Membranes surface was modified using plasma polymerization of pirrole with Iodine PPy-I. The operating parameters of the reactor were: 8cm electrode spacing, power of 20Watts, 1.2x10-1mmHg pressure. The coated substrates with PPy-I were immersed in a solution of aggrecan (AG) from bovine articular cartilage (Sigma Aldrich) for 24 hours. Subsequently rinsed with distilled water for 10 minutes and allowed to dry at room temperature in a vacuum desiccator for 24 hours. Samples were characterized by Fourier transform infrared spectroscopy (FTIR-ATR) and scanning electron microscopy (SEM). For in vivo culture, cells were obtained from an auricular cartilage biopsy using a New Zealand white rabbit and a cell expansion cultures for 3 weeks was conducted. Approximately 1.2x106 cells were deposited on the scaffolds and cultured in vivo for 30 days in the dorsal region of the rabbit.
Results and Discussion: After the PPy-I treatment FTIR showed characteristic chemical variety in the surface showing primary and secondary amines aliphatic chains, pirrole rings, hidroxyles and nitriles FTIR-ATR also confirmed the presence of the AG protein on the scaffold[3],[4]. The materials were tested for in vivo culture in a rabbit model, showing excellent biocompatibility and cell growth, the immunohistochemical shows the presence of proteins aggrecan and collagen in the neotissue.
Conclusion: According to the findings, the scaffolding PLA-PCL-PPy-I-AG could be used for the regeneration of cartilage tissue.
The first author thanks CONACyT for Ph.D. scholarship No. 265465
References:
[1] Puppi, D., Chiellini, F., Piras, A., & Chiellini, E. (2010). Polymeric materials for bone and cartilage repair. Progress in Polymer Science, 35(4), 403-440.

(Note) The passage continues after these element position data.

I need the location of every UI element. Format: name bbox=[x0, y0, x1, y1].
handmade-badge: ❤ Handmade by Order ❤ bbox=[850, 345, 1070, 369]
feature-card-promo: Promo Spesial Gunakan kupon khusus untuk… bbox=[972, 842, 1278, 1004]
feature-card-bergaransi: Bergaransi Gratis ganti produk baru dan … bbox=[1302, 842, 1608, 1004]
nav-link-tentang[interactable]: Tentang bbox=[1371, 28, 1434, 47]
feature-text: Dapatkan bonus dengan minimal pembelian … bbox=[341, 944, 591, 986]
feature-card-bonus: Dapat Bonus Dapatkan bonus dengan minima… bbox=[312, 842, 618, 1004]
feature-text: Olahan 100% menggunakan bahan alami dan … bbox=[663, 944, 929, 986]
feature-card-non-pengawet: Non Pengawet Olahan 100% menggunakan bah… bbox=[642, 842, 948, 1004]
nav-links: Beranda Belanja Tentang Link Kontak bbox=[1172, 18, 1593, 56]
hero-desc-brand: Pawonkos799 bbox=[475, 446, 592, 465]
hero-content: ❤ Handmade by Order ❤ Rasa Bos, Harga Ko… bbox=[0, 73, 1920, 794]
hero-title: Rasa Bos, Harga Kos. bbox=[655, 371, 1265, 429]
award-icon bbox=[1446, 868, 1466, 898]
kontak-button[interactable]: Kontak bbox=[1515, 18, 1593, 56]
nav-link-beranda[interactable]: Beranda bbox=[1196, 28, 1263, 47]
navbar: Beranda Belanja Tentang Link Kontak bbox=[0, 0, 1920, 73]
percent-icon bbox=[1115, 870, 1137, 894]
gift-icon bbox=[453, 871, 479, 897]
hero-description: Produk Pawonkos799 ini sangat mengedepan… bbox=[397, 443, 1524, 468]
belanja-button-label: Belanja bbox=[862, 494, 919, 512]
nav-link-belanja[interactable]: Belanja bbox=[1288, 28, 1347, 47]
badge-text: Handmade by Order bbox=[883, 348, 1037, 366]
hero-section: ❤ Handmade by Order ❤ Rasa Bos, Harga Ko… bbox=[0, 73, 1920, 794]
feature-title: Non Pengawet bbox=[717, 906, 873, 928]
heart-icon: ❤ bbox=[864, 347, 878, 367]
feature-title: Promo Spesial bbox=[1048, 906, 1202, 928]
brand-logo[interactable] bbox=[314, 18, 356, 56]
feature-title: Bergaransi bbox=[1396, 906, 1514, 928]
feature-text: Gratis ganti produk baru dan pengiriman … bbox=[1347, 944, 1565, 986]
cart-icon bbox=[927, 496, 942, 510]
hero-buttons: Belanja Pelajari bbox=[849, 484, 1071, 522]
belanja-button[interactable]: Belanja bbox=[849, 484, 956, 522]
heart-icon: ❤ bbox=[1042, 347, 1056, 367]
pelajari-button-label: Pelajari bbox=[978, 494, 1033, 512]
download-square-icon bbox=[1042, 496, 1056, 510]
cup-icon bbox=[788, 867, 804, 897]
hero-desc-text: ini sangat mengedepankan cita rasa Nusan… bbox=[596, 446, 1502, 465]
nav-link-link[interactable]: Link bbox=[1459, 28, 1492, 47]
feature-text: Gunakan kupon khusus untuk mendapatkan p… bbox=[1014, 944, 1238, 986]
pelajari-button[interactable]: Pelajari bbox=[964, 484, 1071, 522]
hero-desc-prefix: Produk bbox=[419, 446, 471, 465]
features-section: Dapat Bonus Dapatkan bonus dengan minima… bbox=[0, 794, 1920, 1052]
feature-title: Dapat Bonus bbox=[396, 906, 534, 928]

[2] Domowicz, M. S., Cortes, M., Henry, J. G., & JudiSchwartz, N. B. (2009). Aggrecan modulation of growth plate morphogenesis. Developmental Biology, 329(2), 242-257.
[3] Morales, J.; Osorio, C.; Montiel, R.; Vázquez, H.; Olayo, R.; Olayo, M.G.; Cruz, G.J.; Pérez, E (2008). Autoensamble de capas de polímeros iónicos sobre polietileno funcionalizado por plasma de pirrol. Superficies y vacío, 21(3), 1-4.
[4] N. P. Camcho, P. West, P. A. Torzilli y R. Mendelson. (2000). FTIR Microscopic Imaging of Collagen and Proteoglycan in Bovine Cartilage. Biopolymers, 62(1),1-8.